The code is there for someone with enough skill to show how bad systemd is right?
It would be impressive if Lennart managed that by himself. Red Hat wanted it done, Ret Hat also has its hands in various open source projects that suddenly started to sprout hard dependencies to systemd. Projects like Gnome were Red Hat is by far the biggest contributor.
Not much an individual programmer can do compared to a corporation throwing its weight around to break things.
Red Hat had zero interest into a new init system when Lennart started systemd. They had just moved to upstart and Red Hat customers don't really care about init systems. Red Hat customers pay for their systems to be stable and to have someone to call when something goes wrong.
Systemd gives Red Hat no competitive advantage whatsoever.
I'm probably not going to make myself a lot of friends by saying this but I don't really understand the systemd opponents.

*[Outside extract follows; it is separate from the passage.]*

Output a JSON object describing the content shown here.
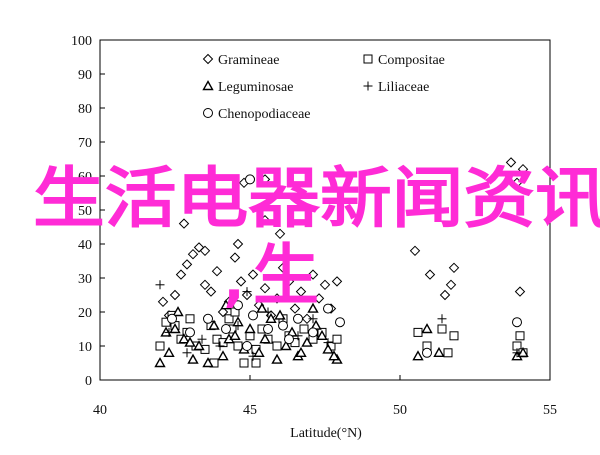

The components systemd is slowly replacing or sitting on top, most of the low level userspace of linux, is mostly garbage and poorly documented garbage at that. PAM is aweful. I don't even want to talk about ConsoleKit. Cron has one of the worst configuration format ever and I'm certainly not going to miss fstab. I would find journald a step in the right direction even if the only thing it brought to the table was the ability to configure logging from the service file and not have to fiddle with logrotate.
Networkd gives you a nice, uniform and well documented way to configure both interfaces, rules, custom routing tables and vpn tunnels from declarative files. Who in their right mind can miss the hodgepodge of scripts that was there before ?

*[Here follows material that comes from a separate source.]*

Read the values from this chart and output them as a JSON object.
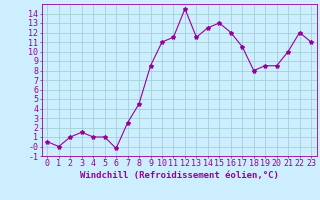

I think sections 3.5 and 3.6 (all of them, including subsections outlines current problems pretty clearly. Summarized, systemd is complex to reason about, ambiguous in how it functions, and poorly documented in many cases. All the very similar directives with slight nuances paint a picture of people that didn't really understand the problem space as well as they thought they did (and to be fair, nobody did, and they probably had the best understanding, as woefully inadequate as it was). For a sysadmin, who rarely (but not never!) has to dive into the intricacies of unit files and the myriad directives and their nuanced behavior for creating a server but less rarely is affected by odd behavior introduced by systemd, it's a liability.
What we have now is a chance to learn from those missteps and build something even better. Systemd as a catalyst for rapid chance was wildly successful. As an init system that capitalizes on those changes in a way that users (that is, system/distro packagers) can take advantage of, not so much, since it's so wildly complex. The article posits that BPF will be used to create programs to take over some of these tasks, which may be right. Alternatively, we could start pulling out the components that systemd subsumed, and formalizing them into new standards that others could develop for. Whether that means actually pulling out the component (e.g. logind) to a new repo, or just formalizing API is up for debate.
What you don't like about cron format? It is nice, consistent. Same for fstab, the only issue I have with it that e.g. Debian doesn't handle mounting network filesystems after the network is up (there are a couple of those and it shouldn't be hard to just grep the file for those).
As for journald, as long as they keep my log files in /var/log in pure text format it can stay.
The issue I have with systemd is that it tries to fiddle with my files, last year I noticed that /etc/resolv.conf contains some strange line with local resolver, WTF? I didn't install one for sure so why (and it was breaking my network).
RedHat wanted it done once Lennart convinced them it is the right thing to do and Lennart put in the effort to be at RedHat at the right time to have the ability to convince them.
In fact Lennart is one of the few people willing to put in the effort to touch the fundamental building blocks that otherwise rot, but nobody is willing to touch.
> Projects like Gnome were Red Hat is by far the biggest contributor
Yeah, I guess it's not that bad that in FLOSS, the people willing to ultimately sit down and put in the time and effort to actually write the code, even the non-sexy bits, get to steer the project over Hacker News commenters.
That's not the worst outcome out there if you ask me.